La roupie a reculé de 0,2 % à 95,9575 pour un dollar américain, dépassant son précédent record de faiblesse de 95,7950 atteint mercredi. Elle a clôturé à 95,7625, en léger repli par rapport à sa clôture précédente.
La devise a réduit ses pertes après que Bloomberg News a rapporté que l'Inde envisageait une réduction des taxes payées par les investisseurs étrangers sur les obligations nationales.
Les décideurs politiques ont étudié des moyens de mobiliser les flux de dollars afin de renforcer les réserves de change et d'atténuer la pression croissante sur la roupie, rapportait Reuters la semaine dernière.
La guerre en Iran, qui dure depuis des mois et a fait grimper brusquement les prix du brut et du gaz sur fond de ruptures d'approvisionnement, menace de ralentir la croissance et de doper l'inflation en Inde, pays qui importe environ 90 % de ses besoins en pétrole et 50 % de ses besoins en gaz.
Le pays est confronté à une troisième année consécutive de déficit de la balance des paiements, ce qui amène les économistes et les traders à intégrer des anticipations de faiblesse persistante de la roupie, même si les interventions de la banque centrale limitent la volatilité excessive.
Les analystes de Nomura s'attendent à ce que les autorités utilisent des mesures réglementaires pour gérer le déficit.

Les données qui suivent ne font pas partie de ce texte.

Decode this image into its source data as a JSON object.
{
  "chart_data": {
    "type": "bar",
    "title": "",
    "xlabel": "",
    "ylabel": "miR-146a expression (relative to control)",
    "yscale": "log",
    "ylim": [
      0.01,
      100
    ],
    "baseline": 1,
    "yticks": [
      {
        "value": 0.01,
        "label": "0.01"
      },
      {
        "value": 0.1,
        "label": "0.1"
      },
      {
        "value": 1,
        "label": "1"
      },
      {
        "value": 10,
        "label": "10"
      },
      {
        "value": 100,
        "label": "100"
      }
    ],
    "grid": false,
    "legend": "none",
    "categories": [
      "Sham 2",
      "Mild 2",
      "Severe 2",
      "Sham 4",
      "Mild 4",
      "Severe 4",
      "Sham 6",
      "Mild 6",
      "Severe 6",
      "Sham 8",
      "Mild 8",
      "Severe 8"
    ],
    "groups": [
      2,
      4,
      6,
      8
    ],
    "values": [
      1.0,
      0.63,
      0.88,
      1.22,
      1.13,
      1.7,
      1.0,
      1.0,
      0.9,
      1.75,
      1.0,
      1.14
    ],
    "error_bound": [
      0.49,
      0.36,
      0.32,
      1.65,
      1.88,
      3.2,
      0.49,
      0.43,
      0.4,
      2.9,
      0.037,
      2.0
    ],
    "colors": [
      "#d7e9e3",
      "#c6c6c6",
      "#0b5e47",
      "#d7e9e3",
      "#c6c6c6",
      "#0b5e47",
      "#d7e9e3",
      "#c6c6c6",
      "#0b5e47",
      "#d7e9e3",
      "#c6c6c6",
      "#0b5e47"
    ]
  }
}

Ce déficit reflète 'un environnement mondial plus volatil, mais il nécessite une réflexion plus approfondie sur la manière dont l'Inde devrait gérer le secteur extérieur dans les années à venir', ont-ils déclaré dans une note.
Le Premier ministre Narendra Modi a précédemment exhorté les citoyens à préserver les réserves de change, tandis que le gouvernement fédéral a augmenté les droits de douane sur les importations de métaux précieux.
La banque centrale a puisé dans ses réserves de change pour absorber la pression et a eu recours à des mesures réglementaires rares pour soutenir la monnaie.
Parallèlement, les données gouvernementales ont montré que l'inflation de gros s'est accélérée pour atteindre un sommet de trois ans et demi en avril, l'un des premiers indices de l'impact du choc énergétique sur l'économie indienne.
L'Inde n'a pas encore relevé les prix de détail des carburants et les analystes de Barclays estiment qu'une 'hausse de 5 INR/litre pour l'essence et le diesel est imminente en mai, alors que les prix du pétrole brut restent élevés'.
Les contrats à terme sur le pétrole Brent s'echangeaient en dernier lieu à 105,95 dollars, en hausse de plus de 45 % par rapport à la période précédant le début de la guerre en Iran.